Soave most recently was chairman and CEO of Capistrano Global Advisory Services. He is a lawyer and has a Master of Law degree. He has a widely varied background and lives in the Kansas City area.


Education committee finally reports

An education committee of the legislature that met during the interim finally issued a final report this week. It’s very unusual for an interim committee to not conclude its work prior to the beginning of the session.

The K-12 Student Success Committee adopted a report drafted by the Legislative Research Department which was based on testimony the group received. Although the report contained recommendations and suggestions for a new school finance formula, a new formula was not proposed.

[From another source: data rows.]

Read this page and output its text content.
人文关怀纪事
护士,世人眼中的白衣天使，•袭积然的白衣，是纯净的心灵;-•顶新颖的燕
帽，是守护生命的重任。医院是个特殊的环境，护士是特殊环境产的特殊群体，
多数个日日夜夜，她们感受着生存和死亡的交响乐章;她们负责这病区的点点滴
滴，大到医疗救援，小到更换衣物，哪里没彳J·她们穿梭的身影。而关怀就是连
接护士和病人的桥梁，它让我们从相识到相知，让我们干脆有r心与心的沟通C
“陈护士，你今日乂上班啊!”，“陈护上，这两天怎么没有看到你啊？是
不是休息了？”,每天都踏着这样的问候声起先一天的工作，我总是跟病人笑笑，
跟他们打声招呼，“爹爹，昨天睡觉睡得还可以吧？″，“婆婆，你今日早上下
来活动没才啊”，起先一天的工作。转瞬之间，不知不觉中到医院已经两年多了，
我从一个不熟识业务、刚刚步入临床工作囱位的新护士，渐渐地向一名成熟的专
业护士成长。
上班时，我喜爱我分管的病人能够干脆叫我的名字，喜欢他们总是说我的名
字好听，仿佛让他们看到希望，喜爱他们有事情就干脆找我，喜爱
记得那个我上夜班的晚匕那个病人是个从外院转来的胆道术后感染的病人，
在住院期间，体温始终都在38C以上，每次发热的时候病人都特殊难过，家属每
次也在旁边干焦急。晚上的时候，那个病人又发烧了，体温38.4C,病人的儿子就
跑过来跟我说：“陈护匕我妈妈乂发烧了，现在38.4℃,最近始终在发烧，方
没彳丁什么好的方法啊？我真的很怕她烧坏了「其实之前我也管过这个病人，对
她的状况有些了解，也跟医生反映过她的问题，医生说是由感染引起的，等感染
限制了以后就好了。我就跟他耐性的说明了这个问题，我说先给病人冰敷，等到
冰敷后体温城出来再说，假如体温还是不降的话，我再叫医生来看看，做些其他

You can access the full report here which includes a minority report which disagrees with many of the recommendations.

Some of the report’s recommendations are controversial. Here’s a sampling:

  • Current state assessment testing should be reevaluated and revised to avoid “teaching to the test.” The recommendation said the assessments had “inconsistent standards of proficiency,” and cumbersome technology requirements.”
  • The state should provide funding for each student to take the ACT exam
  • The state should encourage other measures of outcome achievement, such as the Work Keys exam
  • An exam aligned with the Rose Standards should be developed by an objective third party with no connection to the State Department of Education or the Federal Department of Education
  • At-risk funding should not be based on the poverty level of the student
  • Any poverty measure for at-risk funding should be based on information provided by the Kansas Department of Revenue and the Kansas Department of Labor
  • Applications by parents or guardians for a school district to receive at-risk funding should be available for audit.
  • A state building architect and project manager should be used in any new building project to reduce costs
  • A special legislative committee should be created to approve any bond issue before it is placed on the ballot for local voters, if the school district wants to obtain capital improvement state aid

The report will probably be reviewed by the regular Education Committees of the Kansas House and Senate. Many observers and leadership doubt a new school finance formula will be written this year.


“Realign” school districts?

A bill to “realign” Kansas school districts has been introduced by the Kansas House Federal and State Affairs Committee. It would result in cutting the number of Kansas school districts in half.

Representative John Bradford (R-Lansing) asked for the bill to be introduced.

The bill requires the State Board of Education to:

  • Realign school districts every ten years
  • In counties with less than 10,000 students, there will be one school district
  • In counties with more than 10,000 students, boundaries are to be changed so that a district must have 1,500 or more students

There’s a lot more in the bill, including a limitation on the number of administrators.

Here’s a link to the bill.

No hearing has been scheduled on the measure, but it’s getting a lot of media attention. It’s been sent to the House Education Committee.